税理士というと、世間では「専門性が高い」「収入が安定している」「独立開業できる」というイメージが強く、人気が高い職業のひとつです。すでに社会人として働いている人のなかにも、税理士への転職を考えている人はたくさんいます。

実は、税理士の試験は、働いている人でも合格をめざしやすいシステムになっていると言われています。

税理士の試験に必要なのは全部で5科目です。その内容は、会計学に属する科目(簿記論および財務諸表論)の2科目と、税法に属する科目(所得税法、法人税法、相続税法、消費税法または酒税法、国税徴収法、住民税または事業税、固定資産税)から選択した3科目になっています。

この5科目の全てでそれぞれ60%以上の得点をとったときに初めて試験合格とされますが、ひとつひとつの科目の合格率は10〜20%ほどで非常に難関です。

しかし、ここで大事なのは税理士試験においては「5科目を同時に合格する必要はない」ということです。合格した科目の有効期限がないので、3科目ずつと2科目ずつの2回に分けて合格をめざしても良いですし、1年ごとに1科目ずつ合格して5年かけて5科目合格しても良いのです。

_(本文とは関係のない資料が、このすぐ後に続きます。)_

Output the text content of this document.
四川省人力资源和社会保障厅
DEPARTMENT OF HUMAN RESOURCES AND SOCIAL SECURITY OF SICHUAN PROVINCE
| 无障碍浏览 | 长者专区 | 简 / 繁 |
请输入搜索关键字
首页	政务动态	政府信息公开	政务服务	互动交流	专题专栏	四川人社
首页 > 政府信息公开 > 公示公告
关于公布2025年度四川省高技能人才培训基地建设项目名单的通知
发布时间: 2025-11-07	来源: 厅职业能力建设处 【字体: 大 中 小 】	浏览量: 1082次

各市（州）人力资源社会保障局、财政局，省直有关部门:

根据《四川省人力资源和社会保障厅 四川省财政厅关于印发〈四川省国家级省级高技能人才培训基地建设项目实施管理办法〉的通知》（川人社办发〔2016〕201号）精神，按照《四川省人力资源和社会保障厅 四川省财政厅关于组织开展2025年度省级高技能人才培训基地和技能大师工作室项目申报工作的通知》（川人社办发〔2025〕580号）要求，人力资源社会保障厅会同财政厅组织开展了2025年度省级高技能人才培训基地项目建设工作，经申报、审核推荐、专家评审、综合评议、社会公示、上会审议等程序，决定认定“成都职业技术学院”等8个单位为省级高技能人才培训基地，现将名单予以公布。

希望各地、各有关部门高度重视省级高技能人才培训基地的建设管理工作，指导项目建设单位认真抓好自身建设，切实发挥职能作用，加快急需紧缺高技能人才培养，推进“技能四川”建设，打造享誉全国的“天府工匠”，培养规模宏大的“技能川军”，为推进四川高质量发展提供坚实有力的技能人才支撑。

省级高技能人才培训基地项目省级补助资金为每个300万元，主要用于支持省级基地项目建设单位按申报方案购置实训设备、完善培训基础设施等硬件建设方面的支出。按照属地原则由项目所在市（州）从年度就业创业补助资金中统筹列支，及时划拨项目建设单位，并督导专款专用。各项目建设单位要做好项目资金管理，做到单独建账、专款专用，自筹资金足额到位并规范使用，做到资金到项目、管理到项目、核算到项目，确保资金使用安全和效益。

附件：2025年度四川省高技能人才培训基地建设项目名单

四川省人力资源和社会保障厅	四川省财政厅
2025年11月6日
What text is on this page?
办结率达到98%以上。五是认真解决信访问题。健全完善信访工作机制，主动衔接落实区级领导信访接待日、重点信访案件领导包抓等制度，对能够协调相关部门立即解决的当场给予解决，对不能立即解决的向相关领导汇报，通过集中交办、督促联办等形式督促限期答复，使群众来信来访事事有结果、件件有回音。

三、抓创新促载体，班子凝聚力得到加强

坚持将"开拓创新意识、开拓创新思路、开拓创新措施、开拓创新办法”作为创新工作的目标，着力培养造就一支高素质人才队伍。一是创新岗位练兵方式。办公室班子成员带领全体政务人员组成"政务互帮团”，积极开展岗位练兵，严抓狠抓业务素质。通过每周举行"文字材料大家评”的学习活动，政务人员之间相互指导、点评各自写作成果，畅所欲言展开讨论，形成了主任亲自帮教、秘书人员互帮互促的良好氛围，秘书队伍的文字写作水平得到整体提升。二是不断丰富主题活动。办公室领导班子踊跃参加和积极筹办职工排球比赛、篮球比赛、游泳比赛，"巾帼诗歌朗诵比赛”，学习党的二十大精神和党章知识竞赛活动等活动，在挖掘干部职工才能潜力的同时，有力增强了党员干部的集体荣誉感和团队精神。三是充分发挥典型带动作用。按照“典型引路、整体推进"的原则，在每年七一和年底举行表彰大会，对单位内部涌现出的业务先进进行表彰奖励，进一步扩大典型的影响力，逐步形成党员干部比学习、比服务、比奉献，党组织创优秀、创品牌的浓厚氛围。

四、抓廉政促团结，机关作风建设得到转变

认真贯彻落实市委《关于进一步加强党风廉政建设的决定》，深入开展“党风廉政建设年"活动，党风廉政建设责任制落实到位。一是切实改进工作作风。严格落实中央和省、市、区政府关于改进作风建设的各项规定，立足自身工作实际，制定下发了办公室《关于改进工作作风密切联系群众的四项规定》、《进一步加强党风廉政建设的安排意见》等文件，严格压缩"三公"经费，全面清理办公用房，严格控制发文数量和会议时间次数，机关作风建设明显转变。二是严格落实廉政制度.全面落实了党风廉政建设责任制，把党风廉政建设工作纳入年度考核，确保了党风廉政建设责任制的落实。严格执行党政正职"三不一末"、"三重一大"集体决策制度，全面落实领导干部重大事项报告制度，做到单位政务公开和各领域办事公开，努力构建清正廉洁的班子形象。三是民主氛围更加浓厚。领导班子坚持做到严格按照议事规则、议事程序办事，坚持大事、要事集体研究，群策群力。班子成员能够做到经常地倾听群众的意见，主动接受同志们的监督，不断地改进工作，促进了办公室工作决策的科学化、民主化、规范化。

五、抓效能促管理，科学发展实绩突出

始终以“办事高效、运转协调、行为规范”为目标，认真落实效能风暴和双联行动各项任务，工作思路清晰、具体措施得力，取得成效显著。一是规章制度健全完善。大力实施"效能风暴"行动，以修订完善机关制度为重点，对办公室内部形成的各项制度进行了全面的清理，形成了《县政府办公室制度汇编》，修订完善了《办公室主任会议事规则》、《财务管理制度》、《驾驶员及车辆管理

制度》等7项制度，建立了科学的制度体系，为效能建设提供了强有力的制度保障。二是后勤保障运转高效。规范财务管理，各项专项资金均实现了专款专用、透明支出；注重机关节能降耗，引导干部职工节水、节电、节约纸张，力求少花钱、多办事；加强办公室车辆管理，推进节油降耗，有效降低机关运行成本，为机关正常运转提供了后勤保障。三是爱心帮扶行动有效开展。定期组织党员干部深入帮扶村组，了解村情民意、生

これは、まとまった勉強時間がとりにくい社会人が、少しずつ合格をめざすためには便利なシステムです。税理士への転職を考えるのであれば、こうした試験制度をどう活かすのかをよく考えて、試験合格への道筋を立てることが大切です。

転職に有利な年齢は

税理士という職業には、定年退職がありません。一般企業のサラリーマンであれば60歳での定年退職が決定事項になっていることが多いのですが、税理士の場合は能力や体力さえ衰えなければいつまでも働き続けることが可能です。

実際、個人で事務所を開いている人は、70代になってもまだまだ現役で働いていることもあります。

そのため、税理士への転職をめざす場合も、「20代じゃないとダメ」「40代以降は雇い口がない」というような年齢制限は特にありません。税理士は、他の職業に比べると、年齢が高くても転職しやすい職業だと言うことができます。